Ноябрь 1920 года. Москва
— Не может быть, этого не может быть… Митя, Митя, неужели это ты. Господи, Митя…
Лицо Мари Елецкой казалось почти лицом ребенка, хотя черты его, повторяя надменно точеные черты матери-польки, отнюдь не были детскими. Секрет этой детскости можно было разгадать, приглядевшись: черты ее лица повторяли лицо матери так, как мягкий воск способен повторять линии слоновой кости, — будущая завершенность еще только угадывалась в их непроявленности.

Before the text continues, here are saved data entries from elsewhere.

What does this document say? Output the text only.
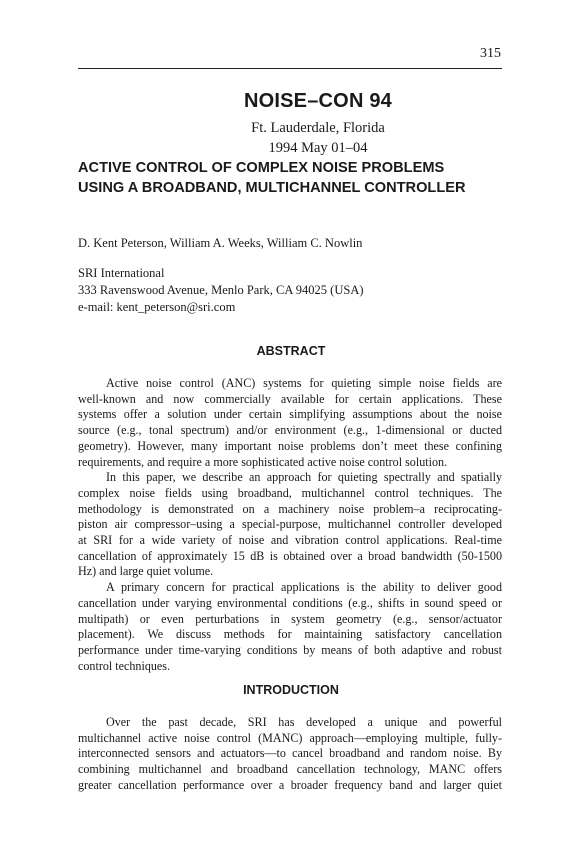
315
NOISE–CON 94
Ft. Lauderdale, Florida
1994 May 01–04
ACTIVE CONTROL OF COMPLEX NOISE PROBLEMS
USING A BROADBAND, MULTICHANNEL CONTROLLER
D. Kent Peterson, William A. Weeks, William C. Nowlin
SRI International
333 Ravenswood Avenue, Menlo Park, CA 94025 (USA)
e-mail: kent_peterson@sri.com
ABSTRACT
Active noise control (ANC) systems for quieting simple noise fields are
well-known and now commercially available for certain applications. These
systems offer a solution under certain simplifying assumptions about the noise
source (e.g., tonal spectrum) and/or environment (e.g., 1-dimensional or ducted
geometry). However, many important noise problems don’t meet these confining
requirements, and require a more sophisticated active noise control solution.
In this paper, we describe an approach for quieting spectrally and spatially
complex noise fields using broadband, multichannel control techniques. The
methodology is demonstrated on a machinery noise problem–a reciprocating-
piston air compressor–using a special-purpose, multichannel controller developed
at SRI for a wide variety of noise and vibration control applications. Real-time
cancellation of approximately 15 dB is obtained over a broad bandwidth (50-1500
Hz) and large quiet volume.
A primary concern for practical applications is the ability to deliver good
cancellation under varying environmental conditions (e.g., shifts in sound speed or
multipath) or even perturbations in system geometry (e.g., sensor/actuator
placement). We discuss methods for maintaining satisfactory cancellation
performance under time-varying conditions by means of both adaptive and robust
control techniques.
INTRODUCTION
Over the past decade, SRI has developed a unique and powerful
multichannel active noise control (MANC) approach—employing multiple, fully-
interconnected sensors and actuators—to cancel broadband and random noise. By
combining multichannel and broadband cancellation technology, MANC offers
greater cancellation performance over a broader frequency band and larger quiet
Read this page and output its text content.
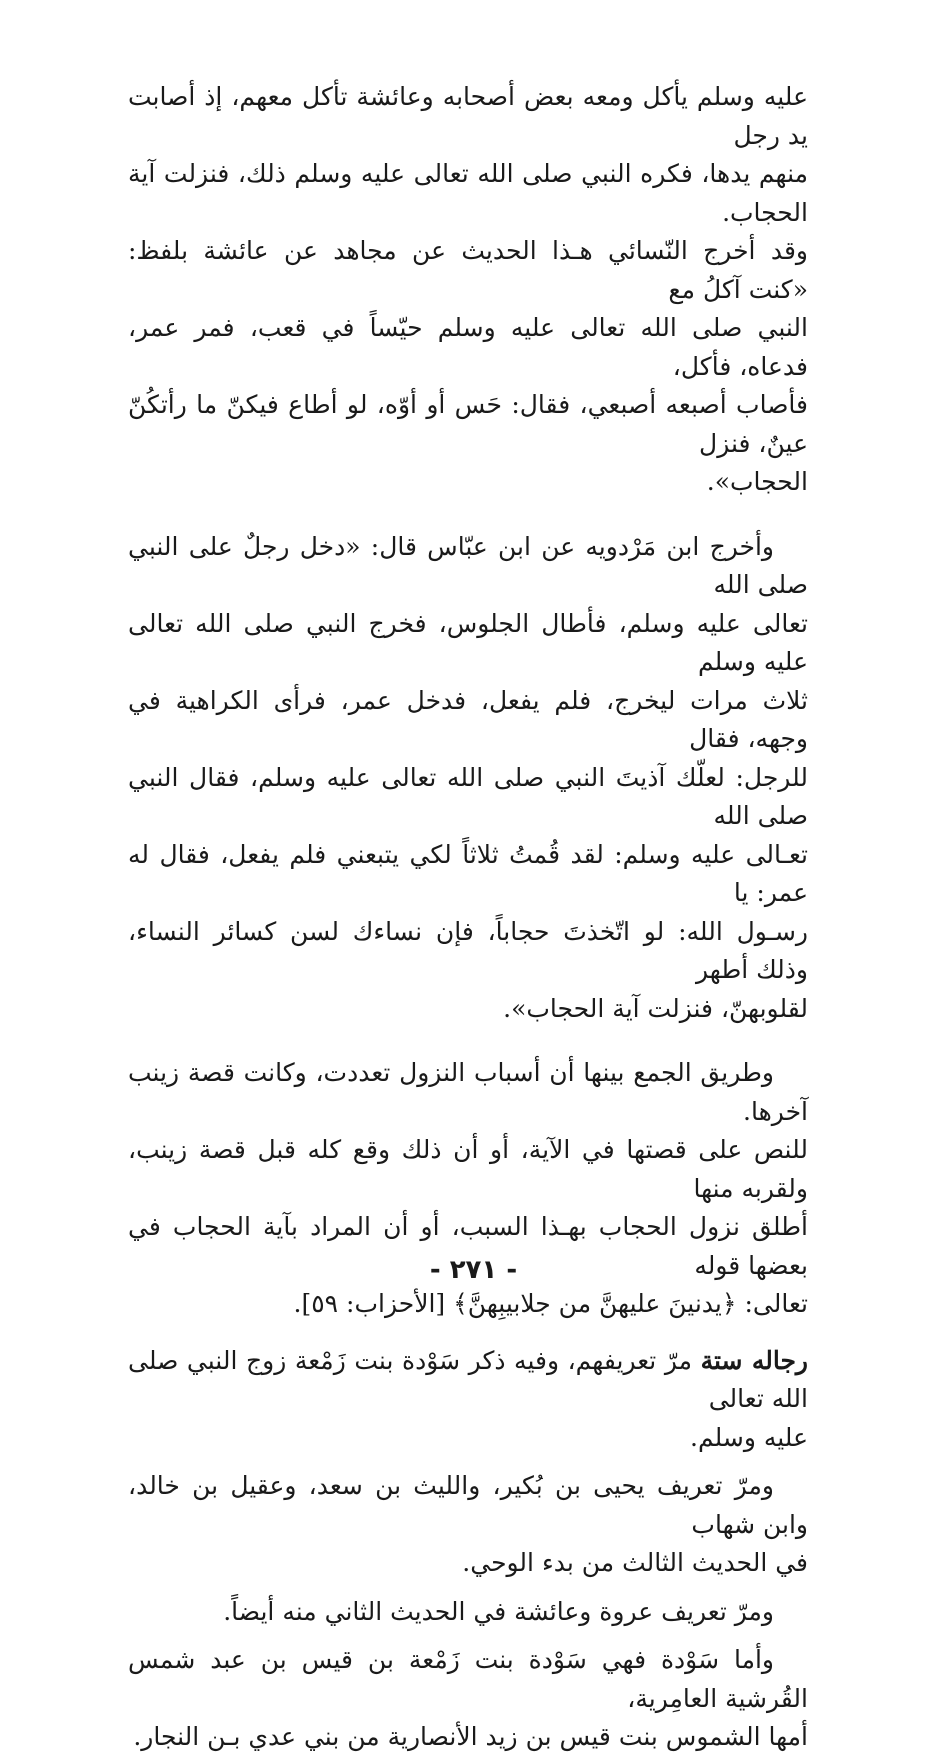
عليه وسلم يأكل ومعه بعض أصحابه وعائشة تأكل معهم، إذ أصابت يد رجل
منهم يدها، فكره النبي صلى الله تعالى عليه وسلم ذلك، فنزلت آية الحجاب.
وقد أخرج النّسائي هـذا الحديث عن مجاهد عن عائشة بلفظ: «كنت آكلُ مع
النبي صلى الله تعالى عليه وسلم حيّساً في قعب، فمر عمر، فدعاه، فأكل،
فأصاب أصبعه أصبعي، فقال: حَس أو أوّه، لو أطاع فيكنّ ما رأتكُنّ عينٌ، فنزل
الحجاب».

وأخرج ابن مَرْدويه عن ابن عبّاس قال: «دخل رجلٌ على النبي صلى الله
تعالى عليه وسلم، فأطال الجلوس، فخرج النبي صلى الله تعالى عليه وسلم
ثلاث مرات ليخرج، فلم يفعل، فدخل عمر، فرأى الكراهية في وجهه، فقال
للرجل: لعلّك آذيتَ النبي صلى الله تعالى عليه وسلم، فقال النبي صلى الله
تعـالى عليه وسلم: لقد قُمتُ ثلاثاً لكي يتبعني فلم يفعل، فقال له عمر: يا
رسـول الله: لو اتّخذتَ حجاباً، فإن نساءك لسن كسائر النساء، وذلك أطهر
لقلوبهنّ، فنزلت آية الحجاب».

وطريق الجمع بينها أن أسباب النزول تعددت، وكانت قصة زينب آخرها.
للنص على قصتها في الآية، أو أن ذلك وقع كله قبل قصة زينب، ولقربه منها
أطلق نزول الحجاب بهـذا السبب، أو أن المراد بآية الحجاب في بعضها قوله
تعالى: ﴿يدنينَ عليهنَّ من جلابيبِهنَّ﴾ [الأحزاب: ٥٩].

رجاله ستة مرّ تعريفهم، وفيه ذكر سَوْدة بنت زَمْعة زوج النبي صلى الله تعالى
عليه وسلم.

ومرّ تعريف يحيى بن بُكير، والليث بن سعد، وعقيل بن خالد، وابن شهاب
في الحديث الثالث من بدء الوحي.

ومرّ تعريف عروة وعائشة في الحديث الثاني منه أيضاً.

وأما سَوْدة فهي سَوْدة بنت زَمْعة بن قيس بن عبد شمس القُرشية العامِرية،
أمها الشموس بنت قيس بن زيد الأنصارية من بني عدي بـن النجار.

- ٢٧١ -
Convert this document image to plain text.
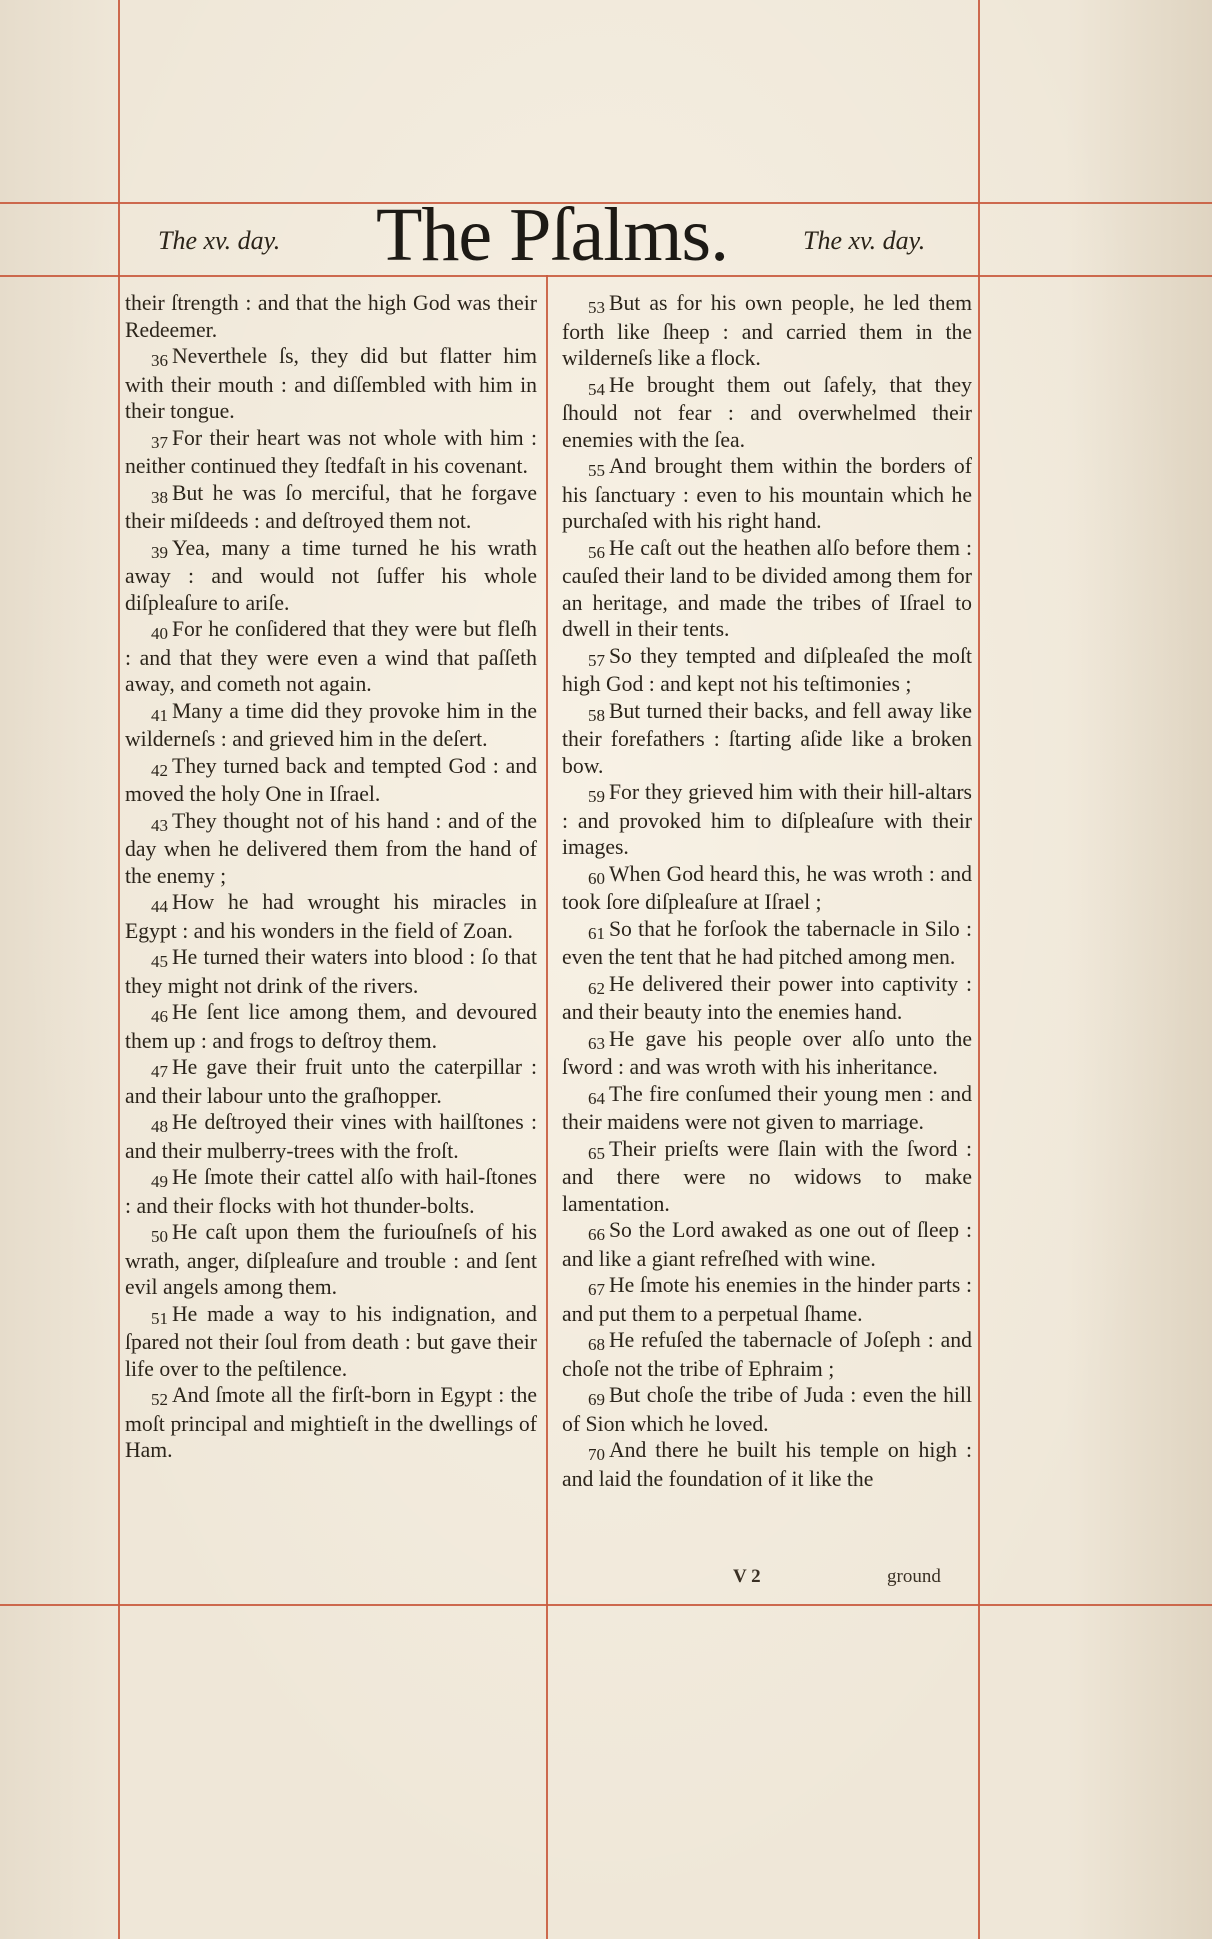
The xv. day. The Pſalms.	The xv. day.
their ſtrength : and that the high God was their Redeemer.
36 Neverthele ſs, they did but flatter him with their mouth : and diſſembled with him in their tongue.
37 For their heart was not whole with him : neither continued they ſtedfaſt in his covenant.
38 But he was ſo merciful, that he forgave their miſdeeds : and deſtroyed them not.
39 Yea, many a time turned he his wrath away : and would not ſuffer his whole diſpleaſure to ariſe.
40 For he conſidered that they were but fleſh : and that they were even a wind that paſſeth away, and cometh not again.
41 Many a time did they provoke him in the wilderneſs : and grieved him in the deſert.
42 They turned back and tempted God : and moved the holy One in Iſrael.
43 They thought not of his hand : and of the day when he delivered them from the hand of the enemy ;
44 How he had wrought his miracles in Egypt : and his wonders in the field of Zoan.
45 He turned their waters into blood : ſo that they might not drink of the rivers.
46 He ſent lice among them, and devoured them up : and frogs to deſtroy them.
47 He gave their fruit unto the caterpillar : and their labour unto the graſhopper.
48 He deſtroyed their vines with hailſtones : and their mulberry-trees with the froſt.
49 He ſmote their cattel alſo with hail-ſtones : and their flocks with hot thunder-bolts.
50 He caſt upon them the furiouſneſs of his wrath, anger, diſpleaſure and trouble : and ſent evil angels among them.
51 He made a way to his indignation, and ſpared not their ſoul from death : but gave their life over to the peſtilence.
52 And ſmote all the firſt-born in Egypt : the moſt principal and mightieſt in the dwellings of Ham.
53 But as for his own people, he led them forth like ſheep : and carried them in the wilderneſs like a flock.
54 He brought them out ſafely, that they ſhould not fear : and overwhelmed their enemies with the ſea.
55 And brought them within the borders of his ſanctuary : even to his mountain which he purchaſed with his right hand.
56 He caſt out the heathen alſo before them : cauſed their land to be divided among them for an heritage, and made the tribes of Iſrael to dwell in their tents.
57 So they tempted and diſpleaſed the moſt high God : and kept not his teſtimonies ;
58 But turned their backs, and fell away like their forefathers : ſtarting aſide like a broken bow.
59 For they grieved him with their hill-altars : and provoked him to diſpleaſure with their images.
60 When God heard this, he was wroth : and took ſore diſpleaſure at Iſrael ;
61 So that he forſook the tabernacle in Silo : even the tent that he had pitched among men.
62 He delivered their power into captivity : and their beauty into the enemies hand.
63 He gave his people over alſo unto the ſword : and was wroth with his inheritance.
64 The fire conſumed their young men : and their maidens were not given to marriage.
65 Their prieſts were ſlain with the ſword : and there were no widows to make lamentation.
66 So the Lord awaked as one out of ſleep : and like a giant refreſhed with wine.
67 He ſmote his enemies in the hinder parts : and put them to a perpetual ſhame.
68 He refuſed the tabernacle of Joſeph : and choſe not the tribe of Ephraim ;
69 But choſe the tribe of Juda : even the hill of Sion which he loved.
70 And there he built his temple on high : and laid the foundation of it like the
V 2	ground
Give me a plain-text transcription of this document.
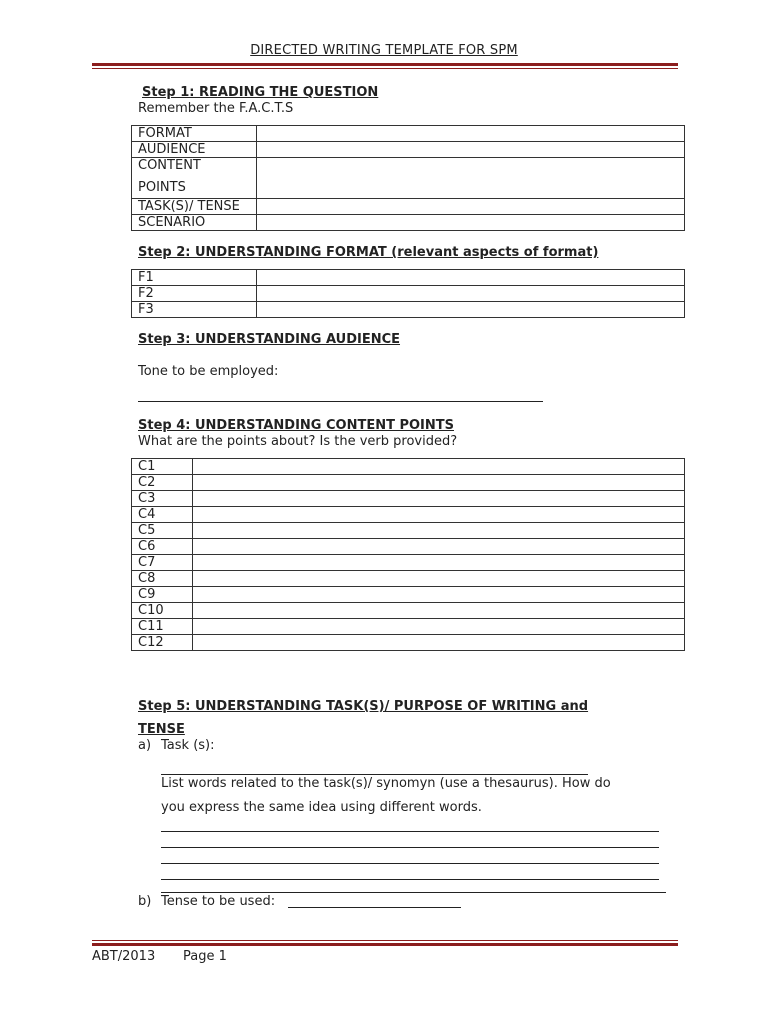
DIRECTED WRITING TEMPLATE FOR SPM
Step 1: READING THE QUESTION
Remember the F.A.C.T.S
FORMAT	
AUDIENCE	

CONTENT
POINTS	

TASK(S)/ TENSE	
SCENARIO	
Step 2: UNDERSTANDING FORMAT (relevant aspects of format)
F1	
F2	
F3	
Step 3: UNDERSTANDING AUDIENCE
Tone to be employed:
Step 4: UNDERSTANDING CONTENT POINTS
What are the points about? Is the verb provided?
C1	
C2	
C3	
C4	
C5	
C6	
C7	
C8	
C9	
C10	
C11	
C12	
Step 5: UNDERSTANDING TASK(S)/ PURPOSE OF WRITING and
TENSE
a) Task (s):
List words related to the task(s)/ synomyn (use a thesaurus). How do
you express the same idea using different words.
b) Tense to be used:
ABT/2013 Page 1
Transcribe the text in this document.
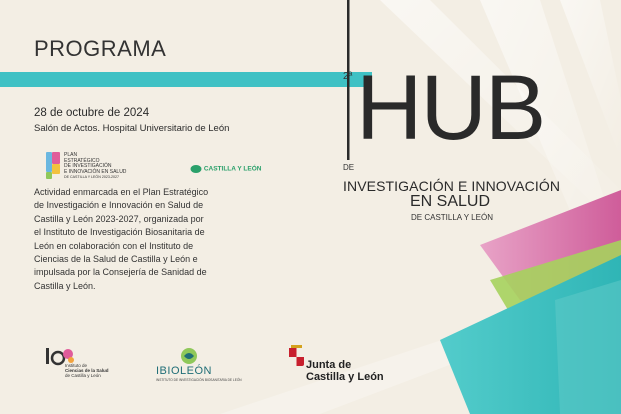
PROGRAMA
28 de octubre de 2024
Salón de Actos. Hospital Universitario de León
PLAN
ESTRATÉGICO
DE INVESTIGACIÓN
E INNOVACIÓN EN SALUD
DE CASTILLA Y LEÓN 2023-2027
CASTILLA Y LEÓN
Actividad enmarcada en el Plan Estratégico de Investigación e Innovación en Salud de Castilla y León 2023-2027, organizada por el Instituto de Investigación Biosanitaria de León en colaboración con el Instituto de Ciencias de la Salud de Castilla y León e impulsada por la Consejería de Sanidad de Castilla y León.
2ª HUB
DE
INVESTIGACIÓN E INNOVACIÓN
EN SALUD
DE CASTILLA Y LEÓN
Instituto de
Ciencias de la Salud
de Castilla y León	IBIOLEÓN
INSTITUTO DE INVESTIGACIÓN BIOSANITARIA DE LEÓN
Junta de
Castilla y León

Отчасти впечатление детскости лица создавали и золотистые прямые волосы: слишком мягкие, рассыпающиеся в любой прическе. Сейчас волосы Мари были заплетены в толстую разлохматившуюся косу. На ней было гимназическое платье, на ногах — маленькие неподшитые валенки…
— Митя… А я боялась и открывать — я одна в квартире. Ты — мокрый, совсем мокрый! Дай сюда куртку!
— Я… очень ненадолго, Мари. До комендантского часа — всего два с половиной часа, а мне час с лишним добираться от тебя до Шаболовки…
— Ты у дяди Саши?
— Да… Брось ты, Бога ради, эту несчастную куртку — сядем, я хочу на тебя посмотреть…
— Сейчас… Проходи в мою комнату — гостиная уже… не нагла.
— Там кто-нибудь есть?
— Нет… он сейчас в Петрограде. До сих пор не верится — как ты здесь оказался?
— По одному делу, о котором предпочел бы оставить в неведении господ «товарищей».
— Ты…?
— Да.
В окно хлещет косой, гнетуще свинцовый дождь: небо над крышами коричневато-серое… Закружась в гнущем уже почти голые деревья ветре к мокрому стеклу прилипает кленовый красноватый лист…
«Весь мир насилья мы разроем»…
— Тут ведь рядом — Манежная, а сегодня у них — третья годовщина. Господи, как странно: снаружи — митинги и мокрые красные флаги на домах, а у меня — ты, но ты — не просто, а ты — белогвардеец…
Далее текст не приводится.